Of course, a currency can be a store of value and a medium of exchange until it suddenly isn’t. So the international trading and investing community will always take a broad view, (not readily available to a country’s own nationals) and judge the economic and political trends of the issuing nation of a currency.

HOW THE WORLD MIGHT VIEW STERLING

In 2015, the exchange rate of sterling to the euro traded mostly in a range of 70-75 pence i.e. it cost between 70p and 75p to buy one euro. When PM David Cameron, honouring the promise in his successful election manifesto, announced that there would be a referendum on the UK’s continued membership of the EU, sterling broke its range and was standing at 78p to the euro (i.e. sterling had weakened) the day that the electorate went to the polls in June 2016.

We all know what happened next but I think it is important to step back and think about that fall in the value of sterling in advance of the result. Yes, it was pricing a risk but what was the risk? I suggest that while it was generally considered unlikely that the UK would vote to leave, the fact of the referendum itself had pretty much killed any possibility that the UK would join the euro.
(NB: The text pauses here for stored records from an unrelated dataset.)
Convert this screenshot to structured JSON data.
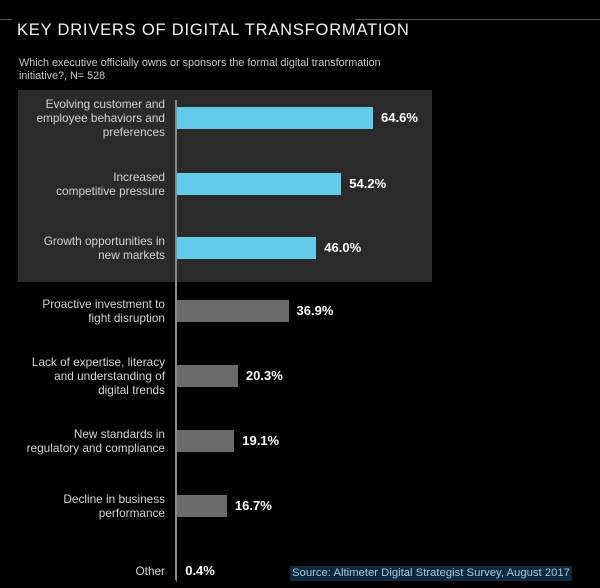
{
  "header": {
    "title": "KEY DRIVERS OF DIGITAL TRANSFORMATION",
    "subtitle": "Which executive officially owns or sponsors the formal digital transformation initiative?, N= 528"
  },
  "footer": {
    "source": "Source: Altimeter Digital Strategist Survey, August 2017"
  },
  "colors": {
    "highlight_bar": "#62cbea",
    "normal_bar": "#6b6b6b",
    "highlight_box": "#2a2a2a",
    "background": "#000000"
  },
  "chart_data": {
    "type": "bar",
    "orientation": "horizontal",
    "title": "KEY DRIVERS OF DIGITAL TRANSFORMATION",
    "subtitle": "Which executive officially owns or sponsors the formal digital transformation initiative?, N= 528",
    "xlabel": "",
    "ylabel": "",
    "unit": "%",
    "grid": false,
    "categories": [
      "Evolving customer and employee behaviors and preferences",
      "Increased competitive pressure",
      "Growth opportunities in new markets",
      "Proactive investment to fight disruption",
      "Lack of expertise, literacy and understanding of digital trends",
      "New standards in regulatory and compliance",
      "Decline in business performance",
      "Other"
    ],
    "values": [
      64.6,
      54.2,
      46.0,
      36.9,
      20.3,
      19.1,
      16.7,
      0.4
    ],
    "value_labels": [
      "64.6%",
      "54.2%",
      "46.0%",
      "36.9%",
      "20.3%",
      "19.1%",
      "16.7%",
      "0.4%"
    ],
    "highlighted": [
      true,
      true,
      true,
      false,
      false,
      false,
      false,
      false
    ],
    "source": "Source: Altimeter Digital Strategist Survey, August 2017"
  }
}
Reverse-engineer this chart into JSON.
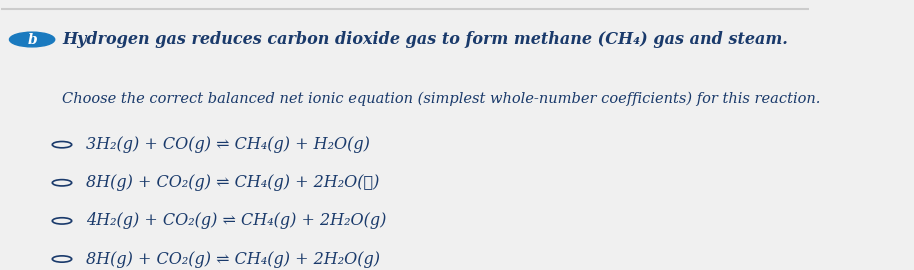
{
  "background_color": "#f0f0f0",
  "top_border_color": "#cccccc",
  "text_color": "#1a3a6b",
  "label_b_bg": "#1a7abf",
  "label_b_text": "b",
  "title_text": "Hydrogen gas reduces carbon dioxide gas to form methane (CH₄) gas and steam.",
  "subtitle_text": "Choose the correct balanced net ionic equation (simplest whole-number coefficients) for this reaction.",
  "options": [
    "3H₂(g) + CO(g) ⇌ CH₄(g) + H₂O(g)",
    "8H(g) + CO₂(g) ⇌ CH₄(g) + 2H₂O(ℓ)",
    "4H₂(g) + CO₂(g) ⇌ CH₄(g) + 2H₂O(g)",
    "8H(g) + CO₂(g) ⇌ CH₄(g) + 2H₂O(g)"
  ],
  "font_size_title": 11.5,
  "font_size_subtitle": 10.5,
  "font_size_options": 11.5
}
If you are an investor in Asia, for example, you are naturally inclined to see Europe and particularly the EU as a single market for trade and investment. You may well find it baffling and irritating that the UK is not part of the euro. You know what happened in 1992 (Black Wednesday) but whereas most people in Britain saw that as proof that sterling should not merge with the euro, you, the Asian investor may well have seen it as proof that it should, (arguably because you are more logical and less emotional than the British public).
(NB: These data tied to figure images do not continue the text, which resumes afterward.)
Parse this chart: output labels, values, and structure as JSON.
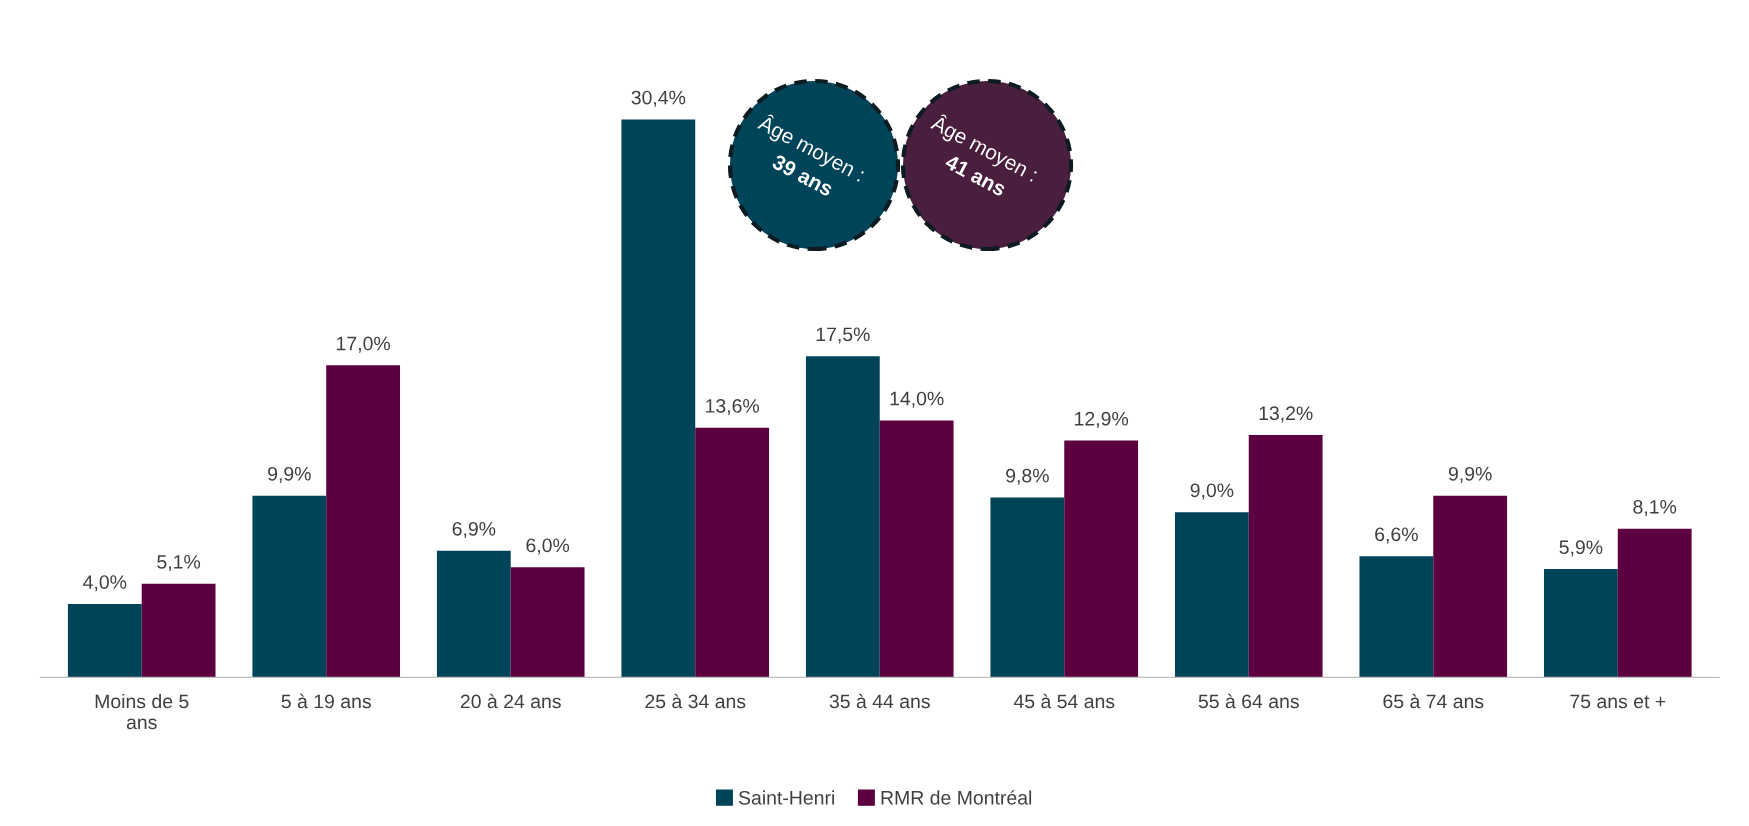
{
  "chart_data": {
    "type": "bar",
    "categories": [
      "Moins de 5 ans",
      "5 à 19 ans",
      "20 à 24 ans",
      "25 à 34 ans",
      "35 à 44 ans",
      "45 à 54 ans",
      "55 à 64 ans",
      "65 à 74 ans",
      "75 ans et +"
    ],
    "series": [
      {
        "name": "Saint-Henri",
        "color": "#00445a",
        "values": [
          4.0,
          9.9,
          6.9,
          30.4,
          17.5,
          9.8,
          9.0,
          6.6,
          5.9
        ],
        "value_labels": [
          "4,0%",
          "9,9%",
          "6,9%",
          "30,4%",
          "17,5%",
          "9,8%",
          "9,0%",
          "6,6%",
          "5,9%"
        ]
      },
      {
        "name": "RMR de Montréal",
        "color": "#5c0040",
        "values": [
          5.1,
          17.0,
          6.0,
          13.6,
          14.0,
          12.9,
          13.2,
          9.9,
          8.1
        ],
        "value_labels": [
          "5,1%",
          "17,0%",
          "6,0%",
          "13,6%",
          "14,0%",
          "12,9%",
          "13,2%",
          "9,9%",
          "8,1%"
        ]
      }
    ],
    "legend": "bottom",
    "annotations": [
      "Âge moyen :\n39 ans",
      "Âge moyen :\n41 ans"
    ]
  }
}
So the fact that the British electorate voted for a referendum at all pretty much stamped out the last embers of hope that the pound would ever become the euro.

After 24th June 2016, when it was announced that the UK had decided to leave the EU, sterling fell by c.10% to 85p per euro and has largely traded within the range of 85-90p since then. In three years it has devalued from 70-75 to 85-90, a pasting over the whole Brexit period of around 20%.

The current received wisdom of currency experts and assorted talking heads is that sterling will fall again (i.e. it might break up through 90) if the UK leaves the EU “without a deal”. It is hard to imagine otherwise in the midst of the inevitable doomsday panic that will result.

IT’S NEVER A ONE WAY BET – MIND THE RALLY?

But as they used to stay on the floor of the London stock market, “mind the rally!”

It seems to me that the demand for currency havens is a little above average at present. Currency havens are sought by citizens of certain nations wanting to park their money legitimately abroad. I am thinking primarily of China at present. According to Bloomberg there are 50 million unoccupied apartments in China owned by speculators, sorry, investors. By definition, an asset that yields no rent is only worth holding if its price rises and a capital gain results. Good luck with that, everyone.

In the light of that it makes some sense that Chinese investors are known to have been buying apartments rising above glamorous Lewisham, South East London, off plan. Historically, the UK is a stable democracy that values property rights very highly. You don’t have to take my word for it. Here is an index of European property rights which rates the UK at number one. (Ireland is #9, France #12, Italy #18, Portugal #19, Spain #22 and Turkey #30 but I’m sure your holiday home will be absolutely fine).

The Swiss franc is a haven currency despite the fact that you have to pay to hold it. This may have something to do with the historic ask-no-questions policy of Swiss banks (I think that’s supposed to be over, isn’t it?) but it surely also reflects the view that the Swiss government is about as exciting as a manufacturer of cuckoo clocks but less well known. Havens are not supposed to be exciting and popular.

I may be missing the point but a refreshed and independent UK state, free of EU supervision/interference, and with property rights guaranteed by centuries of legal precedent, seems like it could be quite an attractive proposition, regardless of whether it is more difficult than it used to be to import smelly cheese.